About a year into the recovery from Hurricane Katrina, I seriously considered giving up. I had been deployed a few days after Katrina as a strategic adviser to Episcopal Bishop Charles E. Jenkins. A few months later, I became director of the newly established Office of Disaster Response. The invitation was extended because of the role I had played at St. Paul’s Chapel at ground zero after 9/11.
There I had learned a great deal about people power. “The little chapel that stood” -- as St. Paul’s came to be called -- was a museum prior to the terrorist attacks. But seeing its proximity to the devastation, thousands of people from the city, the country and the world descended on the church spontaneously and created a ministry to the recovery workers that became internationally known.
That experience lasted nine months -- until the last piece of twisted steel was removed from the World Trade Center site. But at that point in the Katrina recovery there was no end in sight. In fact, it seemed the recovery had not yet begun. The scale of human suffering was beyond anything I could conceive of, even after nearly being buried alive at ground zero on 9/11.
So a year after the storm, I was beginning to wonder if we would ever be able to make even a dent. That was when Mark Stevenson, canon to the ordinary, said to me, “Remember what Mother Teresa said: ‘God does not call us to be successful. God calls us to be faithful.’”
I stayed. And because I did, New Orleans had the opportunity to teach me what so many of the people of New Orleans know -- that the divine image of God is a community of faithful relationships. The truth of this is in the bones of each of the three people whose leadership stories are honored in the accompanying article. Being in the company of Bishop Jenkins, health care advocate Alice Craft-Kerney and community organizer Linda Jeffers allowed some of their deep faith and commitment to rub off on me.
Traditionally, churches and the ministries they support are the entities that exhibit the greatest staying power in post-disaster recoveries. Perhaps this is because Christian values, faith practices and sustained moral fortitude go hand in hand. Just as the initial response to Katrina was a litmus test for the spiritual health of the nation, so is completion of the mission to build from Katrina’s ravages America’s first 21st-century city, a city worthy to be called “the beloved community.”
I’m not worried about the long-term commitment of New Orleanians to making every neighbor whole. But I know they are worried that vacillations in the public will to assist Haiti, and widespread acceptance of the message that the BP oil fiasco is now over, could be indications that the capacity of American citizens to sustain their commitments to the Gulf is declining.

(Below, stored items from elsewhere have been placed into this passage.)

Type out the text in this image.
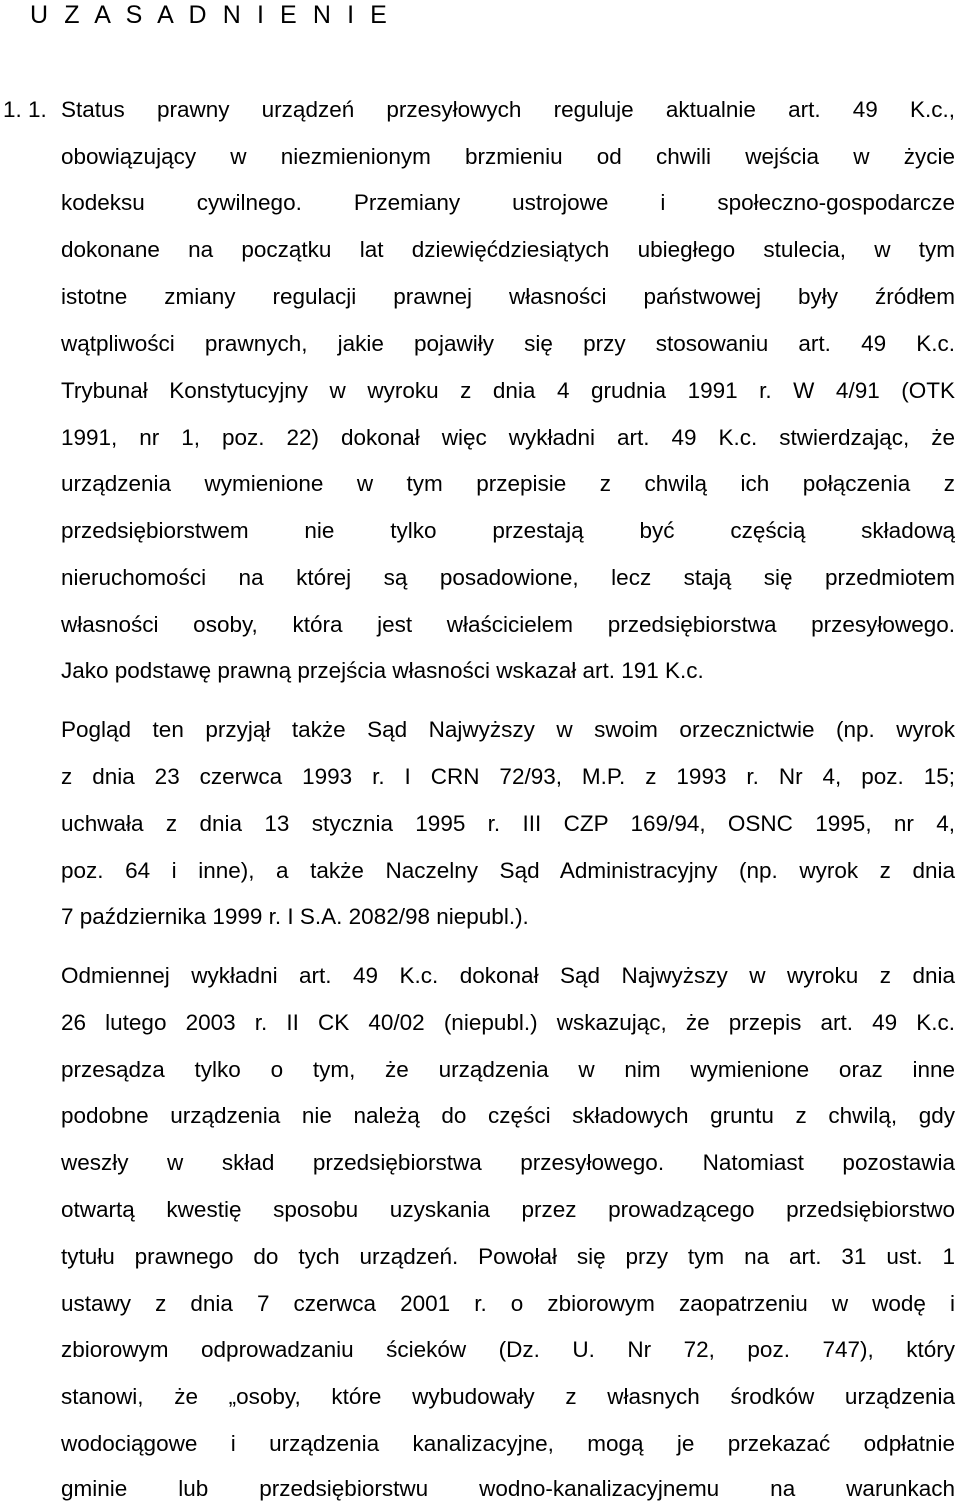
U Z A S A D N I E N I E
1. 1. Status prawny urządzeń przesyłowych reguluje aktualnie art. 49 K.c.,
obowiązujący w niezmienionym brzmieniu od chwili wejścia w życie
kodeksu cywilnego. Przemiany ustrojowe i społeczno-gospodarcze
dokonane na początku lat dziewięćdziesiątych ubiegłego stulecia, w tym
istotne zmiany regulacji prawnej własności państwowej były źródłem
wątpliwości prawnych, jakie pojawiły się przy stosowaniu art. 49 K.c.
Trybunał Konstytucyjny w wyroku z dnia 4 grudnia 1991 r. W 4/91 (OTK
1991, nr 1, poz. 22) dokonał więc wykładni art. 49 K.c. stwierdzając, że
urządzenia wymienione w tym przepisie z chwilą ich połączenia z
przedsiębiorstwem nie tylko przestają być częścią składową
nieruchomości na której są posadowione, lecz stają się przedmiotem
własności osoby, która jest właścicielem przedsiębiorstwa przesyłowego.
Jako podstawę prawną przejścia własności wskazał art. 191 K.c.
Pogląd ten przyjął także Sąd Najwyższy w swoim orzecznictwie (np. wyrok
z dnia 23 czerwca 1993 r. I CRN 72/93, M.P. z 1993 r. Nr 4, poz. 15;
uchwała z dnia 13 stycznia 1995 r. III CZP 169/94, OSNC 1995, nr 4,
poz. 64 i inne), a także Naczelny Sąd Administracyjny (np. wyrok z dnia
7 października 1999 r. I S.A. 2082/98 niepubl.).
Odmiennej wykładni art. 49 K.c. dokonał Sąd Najwyższy w wyroku z dnia
26 lutego 2003 r. II CK 40/02 (niepubl.) wskazując, że przepis art. 49 K.c.
przesądza tylko o tym, że urządzenia w nim wymienione oraz inne
podobne urządzenia nie należą do części składowych gruntu z chwilą, gdy
weszły w skład przedsiębiorstwa przesyłowego. Natomiast pozostawia
otwartą kwestię sposobu uzyskania przez prowadzącego przedsiębiorstwo
tytułu prawnego do tych urządzeń. Powołał się przy tym na art. 31 ust. 1
ustawy z dnia 7 czerwca 2001 r. o zbiorowym zaopatrzeniu w wodę i
zbiorowym odprowadzaniu ścieków (Dz. U. Nr 72, poz. 747), który
stanowi, że „osoby, które wybudowały z własnych środków urządzenia
wodociągowe i urządzenia kanalizacyjne, mogą je przekazać odpłatnie
gminie lub przedsiębiorstwu wodno-kanalizacyjnemu na warunkach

Addressing our populace’s short-term spiritual attention span in the face of long-term social challenges associated with incarnating God’s reign of shalom is the work of all of us who are faith leaders wherever we serve God and neighbor.
We have a role in combating the systemic pull to return to a pre-storm status quo (as Craft-Kerney calls it) of “depraved indifference” toward the suffering of our neighbors. Without the rest of us, can the vision of a new New Orleans be manifest over the next 10 to 15 years? The outcome may depend on the ability of faith leaders throughout the country to exercise our leadership gifts, to renew our commitments and sustain our covenants.
Doing so would undoubtedly be good for our beleaguered neighbors who have endured the largest natural disaster in our country’s history and the largest environmental one, both within the span of five years.
But, as Jenkins suggests, there may be more to it than that. Only people of deep values stay motivated. Or is it that people who stay motivated form deep values?
At the fifth anniversary of Katrina, renewal of the moral commitment necessary for citizens and neighbors to sustain the faith that does justice on the Gulf Coast may be a gift and a blessing not only to New Orleans but also to people, communities and churches everywhere that choose to stay the course. That choice was certainly a blessing to me.